East Medford residents worry that they will lose fences, trees, a garage and anything else that stands in the right of way when a $1 million alley paving project rolls through their neighborhood.
The narrow, gravel alleys are located next to Pearl, Bessie, Effie, Marie, Mae and Mary streets between Jackson and Stevens streets.
To qualify for the federal money, the city needs to widen the alleys to a minimum of 16 feet. The project qualifies for the money because paving alleys lessens the amount of dust generated in the valley, which improves air quality.
"I spent $3,000 on this fence, and now I'm being told it will cost $1,600 to move it," said George Galan, a 32-year-old resident of a neighborhood just east of Crater Lake Avenue and north of Jackson Street.
Galan and 30 other neighbors have signed a petition asking the City Council to consider other options rather than disrupting the neighborhood by widening and paving the alleys.

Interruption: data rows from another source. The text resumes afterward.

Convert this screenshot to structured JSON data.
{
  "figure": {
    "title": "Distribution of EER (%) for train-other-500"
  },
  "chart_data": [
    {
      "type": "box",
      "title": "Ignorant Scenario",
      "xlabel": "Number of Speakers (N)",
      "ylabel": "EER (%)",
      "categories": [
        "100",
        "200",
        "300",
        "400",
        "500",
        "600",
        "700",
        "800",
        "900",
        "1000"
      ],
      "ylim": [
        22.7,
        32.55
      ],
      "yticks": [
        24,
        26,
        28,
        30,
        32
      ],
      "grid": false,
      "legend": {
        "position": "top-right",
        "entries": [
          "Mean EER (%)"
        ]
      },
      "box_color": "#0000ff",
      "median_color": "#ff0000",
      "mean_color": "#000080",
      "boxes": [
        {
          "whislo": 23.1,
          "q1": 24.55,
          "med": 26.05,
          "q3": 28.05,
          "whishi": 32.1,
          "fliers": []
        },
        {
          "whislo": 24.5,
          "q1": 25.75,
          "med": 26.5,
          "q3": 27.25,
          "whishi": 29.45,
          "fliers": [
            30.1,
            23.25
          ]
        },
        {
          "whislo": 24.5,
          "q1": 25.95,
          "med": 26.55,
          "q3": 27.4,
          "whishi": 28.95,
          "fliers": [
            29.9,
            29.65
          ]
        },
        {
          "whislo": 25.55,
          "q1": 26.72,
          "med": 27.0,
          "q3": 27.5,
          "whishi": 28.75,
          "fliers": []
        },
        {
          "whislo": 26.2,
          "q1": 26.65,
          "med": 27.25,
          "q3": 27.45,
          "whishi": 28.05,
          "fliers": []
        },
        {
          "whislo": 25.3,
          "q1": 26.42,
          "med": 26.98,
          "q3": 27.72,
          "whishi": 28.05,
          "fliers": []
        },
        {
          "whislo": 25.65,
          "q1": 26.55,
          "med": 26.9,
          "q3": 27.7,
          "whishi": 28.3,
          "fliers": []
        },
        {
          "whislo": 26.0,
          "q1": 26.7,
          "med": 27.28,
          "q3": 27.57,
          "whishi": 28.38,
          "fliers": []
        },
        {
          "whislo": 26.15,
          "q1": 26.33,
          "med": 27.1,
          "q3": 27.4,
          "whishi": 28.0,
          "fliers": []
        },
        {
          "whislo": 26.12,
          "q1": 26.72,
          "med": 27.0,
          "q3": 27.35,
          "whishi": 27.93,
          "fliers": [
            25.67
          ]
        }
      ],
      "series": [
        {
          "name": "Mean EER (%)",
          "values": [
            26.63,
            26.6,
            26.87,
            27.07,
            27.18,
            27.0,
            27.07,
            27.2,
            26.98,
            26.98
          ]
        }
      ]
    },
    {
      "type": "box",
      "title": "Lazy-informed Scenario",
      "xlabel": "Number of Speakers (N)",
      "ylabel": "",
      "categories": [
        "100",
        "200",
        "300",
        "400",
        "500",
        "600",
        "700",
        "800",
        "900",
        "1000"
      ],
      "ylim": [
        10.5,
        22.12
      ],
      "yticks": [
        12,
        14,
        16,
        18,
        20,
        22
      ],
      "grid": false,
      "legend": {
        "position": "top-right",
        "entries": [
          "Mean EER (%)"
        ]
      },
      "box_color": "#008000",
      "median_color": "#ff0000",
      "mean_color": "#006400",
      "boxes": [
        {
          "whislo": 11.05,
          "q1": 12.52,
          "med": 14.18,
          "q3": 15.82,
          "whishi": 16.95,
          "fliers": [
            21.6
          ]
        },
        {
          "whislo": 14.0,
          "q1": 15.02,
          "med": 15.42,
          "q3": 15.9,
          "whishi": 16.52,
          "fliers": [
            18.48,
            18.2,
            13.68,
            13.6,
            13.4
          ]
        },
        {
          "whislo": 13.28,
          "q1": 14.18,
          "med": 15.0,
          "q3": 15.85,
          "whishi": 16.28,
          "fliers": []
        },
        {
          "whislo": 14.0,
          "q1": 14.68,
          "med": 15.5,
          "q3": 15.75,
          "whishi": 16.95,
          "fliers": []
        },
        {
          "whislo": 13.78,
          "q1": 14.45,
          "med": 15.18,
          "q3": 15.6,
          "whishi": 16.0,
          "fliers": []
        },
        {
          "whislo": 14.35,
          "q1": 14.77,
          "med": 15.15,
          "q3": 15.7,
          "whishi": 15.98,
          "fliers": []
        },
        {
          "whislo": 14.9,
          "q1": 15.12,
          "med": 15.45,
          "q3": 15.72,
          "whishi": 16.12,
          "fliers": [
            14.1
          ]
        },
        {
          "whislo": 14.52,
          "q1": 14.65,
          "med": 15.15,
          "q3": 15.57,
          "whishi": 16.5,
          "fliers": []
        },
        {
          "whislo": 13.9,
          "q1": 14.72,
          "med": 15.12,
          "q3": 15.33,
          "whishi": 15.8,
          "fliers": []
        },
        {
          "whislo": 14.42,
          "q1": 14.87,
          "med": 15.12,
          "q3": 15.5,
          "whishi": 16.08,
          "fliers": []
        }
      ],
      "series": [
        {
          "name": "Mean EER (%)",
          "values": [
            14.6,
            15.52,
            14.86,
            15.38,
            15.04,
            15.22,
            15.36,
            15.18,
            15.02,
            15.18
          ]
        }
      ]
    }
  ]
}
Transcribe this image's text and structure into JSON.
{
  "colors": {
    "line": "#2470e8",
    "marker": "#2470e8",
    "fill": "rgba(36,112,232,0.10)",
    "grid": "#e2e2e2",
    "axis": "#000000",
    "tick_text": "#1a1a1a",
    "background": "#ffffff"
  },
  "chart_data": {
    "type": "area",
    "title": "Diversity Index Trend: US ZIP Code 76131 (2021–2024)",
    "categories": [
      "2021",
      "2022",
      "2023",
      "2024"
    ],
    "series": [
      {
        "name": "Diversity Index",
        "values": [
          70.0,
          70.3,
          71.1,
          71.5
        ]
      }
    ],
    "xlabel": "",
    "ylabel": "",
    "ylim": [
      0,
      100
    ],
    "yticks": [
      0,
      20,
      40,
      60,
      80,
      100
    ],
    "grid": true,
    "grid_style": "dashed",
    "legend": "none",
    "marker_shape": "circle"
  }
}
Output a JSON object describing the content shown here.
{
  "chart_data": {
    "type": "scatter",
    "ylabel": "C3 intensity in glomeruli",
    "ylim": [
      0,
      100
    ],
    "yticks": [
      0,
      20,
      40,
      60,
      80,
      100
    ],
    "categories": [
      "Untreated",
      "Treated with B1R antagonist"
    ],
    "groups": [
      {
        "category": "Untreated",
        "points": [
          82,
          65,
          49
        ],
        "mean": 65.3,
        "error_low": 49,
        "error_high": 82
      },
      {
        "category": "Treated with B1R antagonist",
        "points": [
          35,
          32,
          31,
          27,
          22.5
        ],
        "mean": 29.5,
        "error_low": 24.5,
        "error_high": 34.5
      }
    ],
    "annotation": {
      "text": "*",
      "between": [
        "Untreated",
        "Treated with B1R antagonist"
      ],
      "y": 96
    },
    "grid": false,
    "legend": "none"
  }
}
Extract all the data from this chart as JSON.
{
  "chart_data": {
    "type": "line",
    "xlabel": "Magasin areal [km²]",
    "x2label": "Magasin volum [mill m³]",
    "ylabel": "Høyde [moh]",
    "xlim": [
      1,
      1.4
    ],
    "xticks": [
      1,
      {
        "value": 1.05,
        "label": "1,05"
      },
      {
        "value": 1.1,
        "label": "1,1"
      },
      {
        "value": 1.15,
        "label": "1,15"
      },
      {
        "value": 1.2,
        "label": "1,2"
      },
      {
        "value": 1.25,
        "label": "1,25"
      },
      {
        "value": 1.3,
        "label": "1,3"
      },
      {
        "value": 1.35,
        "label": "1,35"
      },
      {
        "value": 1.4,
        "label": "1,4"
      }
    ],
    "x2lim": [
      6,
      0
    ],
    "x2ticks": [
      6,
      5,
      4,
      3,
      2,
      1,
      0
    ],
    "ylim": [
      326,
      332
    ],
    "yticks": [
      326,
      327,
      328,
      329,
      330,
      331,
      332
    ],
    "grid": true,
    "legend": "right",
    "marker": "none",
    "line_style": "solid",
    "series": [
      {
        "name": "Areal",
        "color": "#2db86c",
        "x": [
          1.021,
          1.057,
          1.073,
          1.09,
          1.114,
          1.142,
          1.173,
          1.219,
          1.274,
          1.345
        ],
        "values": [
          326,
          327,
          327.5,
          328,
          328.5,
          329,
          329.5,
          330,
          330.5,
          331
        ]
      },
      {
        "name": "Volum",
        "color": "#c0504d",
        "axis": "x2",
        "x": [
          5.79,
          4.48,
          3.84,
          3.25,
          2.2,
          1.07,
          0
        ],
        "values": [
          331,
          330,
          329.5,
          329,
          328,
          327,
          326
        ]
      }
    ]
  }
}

"Legally, I guess I don't have a leg to stand on," Galan said. "If push comes to shove, I'll have to move my stuff."
Faced with neighborhood criticism, the council agreed last week to study other options, including possibly compensating property owners for the cost of moving fences or other structures in the right of way. However, the city doesn't normally compensate property owners for right-of-way intrusions.
The city has started to move utilities in advance of the paving project, which is being funded by federal dollars.
The city Public Works Department has sent out 434 letters to property owners and residents. But some properties have changed hands recently, so the new property owners might not have been aware of the issue, city officials said.
Letters from the city pointing out fences in rights of way have been sent to 15 property owners.
The city also requested construction easements from 64 properties to gain extra room for equipment and workers during the project.
Cory Crebbin, public works director, said he's delayed opening the bids for the project until the council provides him with more information on how to proceed.
If the city doesn't follow through on the project, it would lose about $1 million in federal dollars, he said.
Normally, alleys are supposed to be 18 feet wide, but the city worked with federal officials to make them 16 feet, Crebbin said.
The city also shifted the alley slightly in places to avoid fences and other structures, where possible.
"We have narrowed up the pavement section and meandered it to minimize the impacts," he said.